The Court of Appeal then turned to the issue of reliance by the subscribers of the Islamic bonds. The Court upheld the High Court Judge’s finding that the subscribers did not rely solely on the letter of comfort even though it was acknowledged that the letter of comfort was the main factor for the A+ rating given to the bonds. The Court of Appeal noted that this conclusion was reached based on the trial judge’s assessment of the evidence of two of the Trustee’s witnesses.
 
The Court of Appeal then examined the words used in the letter of comfort.
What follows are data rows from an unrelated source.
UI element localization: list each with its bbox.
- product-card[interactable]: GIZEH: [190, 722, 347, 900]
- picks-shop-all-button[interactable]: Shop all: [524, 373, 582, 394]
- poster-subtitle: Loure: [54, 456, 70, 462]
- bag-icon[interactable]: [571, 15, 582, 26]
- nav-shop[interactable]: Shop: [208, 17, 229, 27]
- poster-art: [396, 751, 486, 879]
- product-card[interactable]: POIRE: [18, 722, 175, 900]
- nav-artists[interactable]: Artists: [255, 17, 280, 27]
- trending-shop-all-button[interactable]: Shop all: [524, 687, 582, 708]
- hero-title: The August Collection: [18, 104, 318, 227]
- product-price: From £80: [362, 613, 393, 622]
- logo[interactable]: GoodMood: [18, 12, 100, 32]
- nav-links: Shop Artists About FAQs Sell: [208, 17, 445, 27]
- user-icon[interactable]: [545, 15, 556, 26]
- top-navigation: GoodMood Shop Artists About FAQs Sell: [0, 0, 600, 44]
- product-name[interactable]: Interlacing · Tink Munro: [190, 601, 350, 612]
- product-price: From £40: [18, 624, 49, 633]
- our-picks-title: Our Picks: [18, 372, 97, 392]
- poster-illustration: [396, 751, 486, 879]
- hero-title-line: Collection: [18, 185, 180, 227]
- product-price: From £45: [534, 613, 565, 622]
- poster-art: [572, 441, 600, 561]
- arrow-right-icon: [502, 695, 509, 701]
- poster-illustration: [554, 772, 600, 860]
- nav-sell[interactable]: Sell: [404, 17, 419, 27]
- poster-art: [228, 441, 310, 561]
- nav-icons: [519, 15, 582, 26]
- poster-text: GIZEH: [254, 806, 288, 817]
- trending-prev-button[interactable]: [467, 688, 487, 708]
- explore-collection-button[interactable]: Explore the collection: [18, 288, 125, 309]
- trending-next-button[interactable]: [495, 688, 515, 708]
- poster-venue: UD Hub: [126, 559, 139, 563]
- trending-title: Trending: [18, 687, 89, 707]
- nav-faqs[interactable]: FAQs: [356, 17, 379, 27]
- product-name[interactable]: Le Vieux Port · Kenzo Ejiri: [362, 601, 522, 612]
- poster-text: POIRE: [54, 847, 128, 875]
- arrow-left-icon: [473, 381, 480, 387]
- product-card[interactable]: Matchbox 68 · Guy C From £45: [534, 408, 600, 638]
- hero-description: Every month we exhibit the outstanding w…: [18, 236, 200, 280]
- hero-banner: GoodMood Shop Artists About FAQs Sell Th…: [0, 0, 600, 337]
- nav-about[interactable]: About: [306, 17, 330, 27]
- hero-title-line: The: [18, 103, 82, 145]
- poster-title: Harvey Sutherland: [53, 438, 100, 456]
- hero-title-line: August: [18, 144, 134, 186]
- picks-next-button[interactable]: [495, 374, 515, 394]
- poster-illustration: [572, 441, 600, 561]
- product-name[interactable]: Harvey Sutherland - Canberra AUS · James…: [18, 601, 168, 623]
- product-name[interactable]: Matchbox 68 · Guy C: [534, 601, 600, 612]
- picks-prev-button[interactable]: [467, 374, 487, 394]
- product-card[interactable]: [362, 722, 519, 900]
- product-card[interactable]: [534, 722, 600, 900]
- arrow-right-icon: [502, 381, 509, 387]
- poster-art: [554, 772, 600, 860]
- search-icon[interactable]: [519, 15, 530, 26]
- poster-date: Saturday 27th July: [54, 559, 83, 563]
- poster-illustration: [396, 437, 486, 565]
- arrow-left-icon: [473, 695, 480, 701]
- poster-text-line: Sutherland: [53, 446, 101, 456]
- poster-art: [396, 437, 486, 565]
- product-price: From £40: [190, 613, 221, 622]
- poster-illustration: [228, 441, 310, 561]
The Court was of the view that the words used in the letter of comfort did not contain words which convey the idea that the Government would be undertaking a contractual obligation.
 
The Court of Appeal quoted the words of Tadgell J in the Supreme Court of Victoria case of Commonwealth Banking of Australia v TLI Management Pty Ltd [1990] VR 510, “it would have been very simple, if that had been intended, to have used words of promise, such as “we agree”, “we undertake”, or even “we promise”. The words “we confirm that we will …” were, in the circumstances, at least ambiguous”. The Court of Appeal opined that the absence of such words of promise further fortified the Government’s argument that the letter of comfort did not have any binding effect on them.
 
CONCLUSION
 
Based on the Court of Appeal’s decision, one may conclude that the factual matrix behind the issuance of the letter, the intention of the parties, and an analysis of the language used, will be key determinants in deciding the legal effect of a letter of comfort.
 
While it is possible for letters of comfort to carry little legal weight, it is also possible that some letters of comfort may be interpreted as containing binding legal obligations even though the parties may not have intended as such. It would primarily depend on whether the wordings used indicate such an intention.
 
Perhaps the lesson to take away from this case is that utmost care must be given to the drafting of a letter of comfort or before accepting one, as the case may be, to ensure that the words used are unambiguous and accurately reflect the intention of the parties.